I received an assignment to prove some basic properties of $\langle a,b \mid bab^{-1}=a^2\rangle$ including a faithful matrix representation. However, upon doing some calculations I realized what I was doingg was the same as before: studying the action of conjugation by an element.
On one hand, it is clear from $aba^{-1}=b^2$ that the action of some $n \in \mathbb N$ should be something like multiplication by $2$. However, in trying to determine $a^{-1}b a$ I needed some division by $2$, which led me to believe that the action I should be considering is more like
$$\mathbb Z \to_{\phi} \mathrm{Aut}(\mathbb Z[\frac{1}{2}])$$
where $\mathbb Z[\frac{1}{2}]$ is the additive group of $2$-adics. The action seems to be $\phi_n(m):=2^{n}(m)$.

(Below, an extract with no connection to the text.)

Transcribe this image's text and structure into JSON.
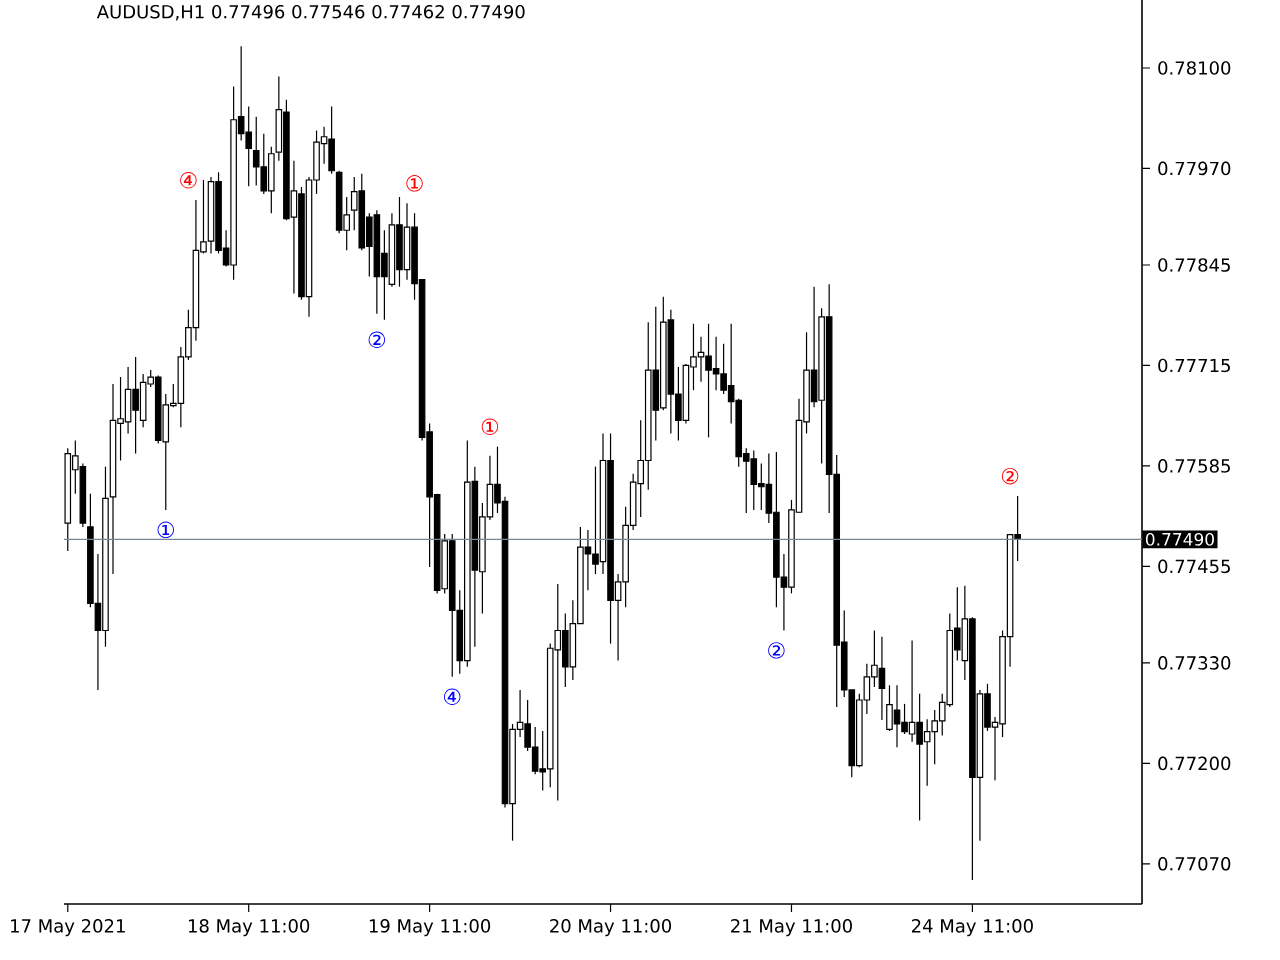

Question 0: Does everything so far make sense?
Furthermore, in my problem, I was given two generators that map to $GL(2,\mathbb R)$.
Question 1: would it be more natural to study the action on $\mathbb R^4$? In particular, this would not be an irreducible representation, but we could have something like
$$\begin{pmatrix}2 & 0 &2 & 0\\ 0 & 1&0&2\\ 0 & 0 & 1 & 1\\ 0 & 0& 0 & 1 \end{pmatrix}$$
where $\mathbb Z$ embeds into the upper left quadrant, and $\mathbb Z[1/2]$ into the bottom right?
Question 2.1: Looking at this matrix got me wondering: how do elements of $\mathbb Z[1/2]$ look like as elements in the presentation $<a,b>$, I can't actually identify this with a subgroup, and how can I prove normality and that there actually is a subgroup that looks like $\mathbb Z[1/2]$?
I would try and show that the homomorphism from your group $G$ to $GL_2(\Bbb{Q})$ given by $$ b\mapsto \pmatrix{2&0\cr0&1\cr},\qquad a\mapsto \pmatrix{1&1\cr0&1\cr} $$ is injective. The image of that homomorphism is the group $$ \Gamma=\left\{\pmatrix{x&y\cr0&1\cr}\bigg\vert\ x=2^n, y=m/2^k, m,n,k\in\Bbb{Z}\right\}. $$ The subgroup $N$ consisting of the elements of $\Gamma$ with $x=1$ is clearly normal. It is the image of the group generated by conjugates of $a$. A mildly unusual thing is that $a$ is conjugate to its "square root". By that I mean the element $$ a^{1/2}:=b^{-1}ab. $$ After all, $$ a^{1/2}a^{1/2}=b^{-1}abb^{-1}ab=b^{-1}a^2b=a. $$ We also have $$a^{1/4}:=b^{-2}ab^2,$$ as $$ a^{1/4}a^{1/4}=b^{-2}a^2b^2=b^{-1}(b^{-1}a^2b)b=b^{-1}ab=a^{1/2}. $$ I haven't checked everything, but it sure looks like we can go on indefinitely. $$ N=\langle a, a^{1/2},a^{1/4},a^{1/8},\ldots\rangle\unlhd G, $$ and then if you can show that $G=N\rtimes \langle b\rangle$ you are done, I think.